Meat linked to terrifying new disease sweeping the world: 'Ticking time bomb'

Experts suspect a new variant of HPAI could be mutating because of the way we farm animals.

Background - rotisserie chickens. Inset - bird flu under the microscope.
The spread of highly pathogenic bird flu has been linked to modern farming. Source: Getty

The world’s growing love of meat has been linked to the terrifying strain of avian influenza that’s killed millions of birds, thousands of wild animals, and has even spread to humans.

Although wild birds have carried low pathogenic forms of the virus for centuries, the cramped, often dirty conditions common in modern farming have likely created the perfect conditions for it to mutate into dangerous variants.

Professor Peter Collignon, an infectious diseases expert at Australian National University and Canberra Hospital is upfront that he loves meat, but has concerns about industrial farming methods which are used to fill supermarket shelves and fast food restaurants with cheap chicken, eggs, pork, beef and dairy. He argues the widespread use of antibiotics to prophylactically prevent disease indicates there’s something wrong with these systems.

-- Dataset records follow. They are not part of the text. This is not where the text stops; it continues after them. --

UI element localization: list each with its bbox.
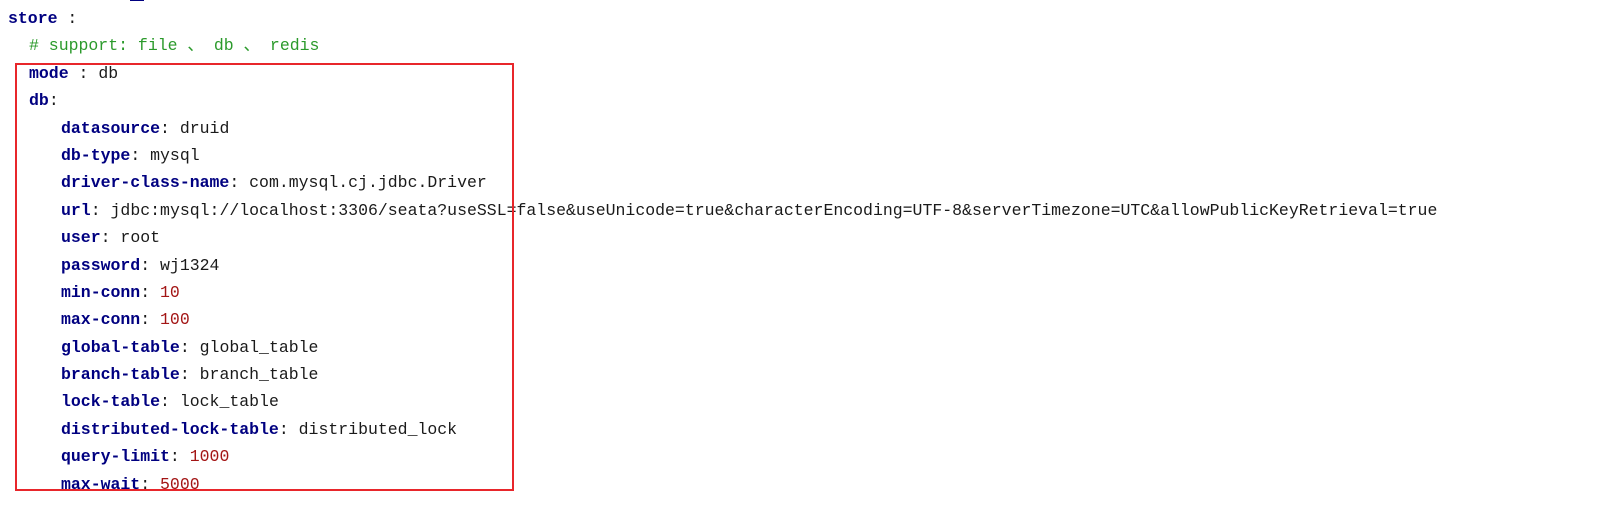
entry-key: branch-table — [61, 365, 180, 385]
entry-value: mysql — [150, 145, 200, 165]
db-entry-max-conn: max-conn: 100 — [8, 306, 1437, 333]
entry-separator: : — [179, 337, 200, 357]
entry-key: url — [61, 200, 91, 220]
entry-value: lock_table — [179, 392, 279, 412]
entry-value: 10 — [160, 282, 180, 302]
db-entry-db-type: db-type: mysql — [8, 142, 1437, 169]
db-entry-branch-table: branch-table: branch_table — [8, 361, 1437, 388]
mode-value: db — [98, 63, 119, 83]
db-entry-query-limit: query-limit: 1000 — [8, 443, 1437, 470]
clipped-previous-line — [130, 0, 144, 1]
entry-separator: : — [100, 228, 121, 248]
mode-key: mode — [29, 63, 69, 83]
entry-key: db-type — [61, 145, 131, 165]
entry-key: min-conn — [61, 282, 141, 302]
db-entry-max-wait: max-wait: 5000 — [8, 471, 1437, 498]
entry-value: com.mysql.cj.jdbc.Driver — [249, 173, 487, 193]
entry-separator: : — [169, 447, 190, 467]
db-entry-user: user: root — [8, 224, 1437, 251]
entry-key: datasource — [61, 118, 161, 138]
comment-line: # support: file 、 db 、 redis — [8, 32, 1437, 59]
entry-separator: : — [140, 282, 161, 302]
entry-key: driver-class-name — [61, 173, 230, 193]
support-comment: # support: file 、 db 、 redis — [29, 36, 320, 56]
entry-key: lock-table — [61, 392, 161, 412]
entry-value: branch_table — [199, 365, 319, 385]
entry-separator: : — [130, 145, 151, 165]
entry-value: 100 — [160, 310, 190, 330]
db-separator: : — [48, 91, 59, 111]
entry-value: 5000 — [160, 474, 200, 494]
db-entry-datasource: datasource: druid — [8, 115, 1437, 142]
db-line: db: — [8, 87, 1437, 114]
entry-separator: : — [160, 118, 180, 138]
entry-separator: : — [140, 310, 161, 330]
entry-key: password — [61, 255, 141, 275]
db-entry-min-conn: min-conn: 10 — [8, 279, 1437, 306]
entry-separator: : — [160, 392, 180, 412]
yaml-code-block: store : # support: file 、 db 、 redis mod… — [8, 5, 1437, 498]
db-entry-lock-table: lock-table: lock_table — [8, 388, 1437, 415]
entry-value: jdbc:mysql://localhost:3306/seata?useSSL… — [110, 200, 1438, 220]
entry-key: max-wait — [61, 474, 141, 494]
entry-separator: : — [278, 419, 299, 439]
entry-separator: : — [140, 474, 161, 494]
mode-line: mode : db — [8, 60, 1437, 87]
mode-separator: : — [68, 63, 99, 83]
db-entries: datasource: druid db-type: mysql driver-cl… — [8, 115, 1437, 498]
entry-key: user — [61, 228, 101, 248]
entry-key: query-limit — [61, 447, 170, 467]
entry-separator: : — [229, 173, 250, 193]
entry-separator: : — [140, 255, 161, 275]
entry-value: druid — [179, 118, 230, 138]
db-entry-password: password: wj1324 — [8, 252, 1437, 279]
db-key: db — [29, 91, 49, 111]
entry-value: 1000 — [189, 447, 230, 467]
store-separator: : — [57, 9, 78, 28]
entry-value: global_table — [199, 337, 319, 357]
entry-value: distributed_lock — [298, 419, 458, 439]
entry-value: wj1324 — [160, 255, 220, 275]
db-entry-url: url: jdbc:mysql://localhost:3306/seata?u… — [8, 197, 1437, 224]
db-entry-global-table: global-table: global_table — [8, 334, 1437, 361]
entry-key: max-conn — [61, 310, 141, 330]
db-entry-distributed-lock-table: distributed-lock-table: distributed_lock — [8, 416, 1437, 443]
db-entry-driver-class-name: driver-class-name: com.mysql.cj.jdbc.Dri… — [8, 169, 1437, 196]
entry-separator: : — [179, 365, 200, 385]
store-key: store — [8, 9, 58, 28]
entry-separator: : — [90, 200, 111, 220]
entry-key: distributed-lock-table — [61, 419, 279, 439]
store-line: store : — [8, 5, 1437, 32]
entry-value: root — [120, 228, 161, 248]
entry-key: global-table — [61, 337, 180, 357]
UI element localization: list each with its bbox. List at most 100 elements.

“My own view is you need to give antibiotics to animals if they're sick. But if you're having to do it routinely and feed it to 1000 animals at a time, there is a problem with your farming practice,” he said. “Using antibiotics to fix problems is because you need to change your methods to prevent that from happening. It could be vaccination, but it could be less crowding and changing feeding habits”

  • Modern-bred meat chickens can reach slaughter weight at just 36 days. Despite their large size, they are still immature and often make a cheeping sound like tiny chicks.

  • It's hard to breathe inside modern chicken sheds because of the ammonia from the waste.

  • In the US cattle can be fed waste from chickens.

  • Industrialised farming has become increasingly popular since the 1960s.

Left - tiny chicks in a broiler farm. Middle - adult chickens in a broiler farm. Right - dead chicken pieces.
Thanks to modern farming methods, broiler hens can reach slaughter weight in just 36 days. Source: Getty

Related: Are KFC, eggs and dairy safe from the spread of bird flu in Australia?

Last month, the HPAI strain of avian flu was reported to have spread to cows in Texas, and Collignon has suspicions about what caused it to jump species.

Unlike in Australia, cows in the United States can be fed waste that’s scraped from the bottom of sheds used to house chickens, populations of which have been devastated by the virus in that country.

“One of the things that worries me is in the US they are allowed to feed them litter, which is a mixture of waste from chicken. And in birds, the main way flu is spread is faecal-oral,” he said.

“The problem now in the US is giving cows food they wouldn’t normally eat. Look at Mad Cow Disease in England, we turned cows into meat eaters – we fed them sheep.”

Peter Stevenson OBE, is the chief policy advisor at Compassion in World Farming, an international non-profit that advocates for improvements in animal welfare. Nine months ago it warned avian flu was a “ticking time bomb” and called for mass vaccinations of poultry, and reform of industrialised poultry and pig farming systems.

Noting there is a “very, very strong link” between poor animal husbandry and the rise of zoonotic pandemics, Stevenson believes it's likely farming has played a role in the rise and spread of HPAI.

“In the large poultry sheds there are a huge number of birds which are hosts for the virus. It can move very quickly amongst them, perhaps mutating as it does so,” he said.

“That highly pathogenic bird flu can then get out of the poultry sheds, for example, through ventilation systems, and infect wild birds. So you’re getting a virus that’s continually evolving.

“At the core of it is the keeping of poultry in very crowded, stressful conditions. These are birds that are not particularly in good health. Both the egg flock and the meat flock – the broilers – have been genetically selected for either very high egg production or very fast growth rates, and this is putting a huge stress on them, so these are relatively frail birds, very vulnerable to disease.”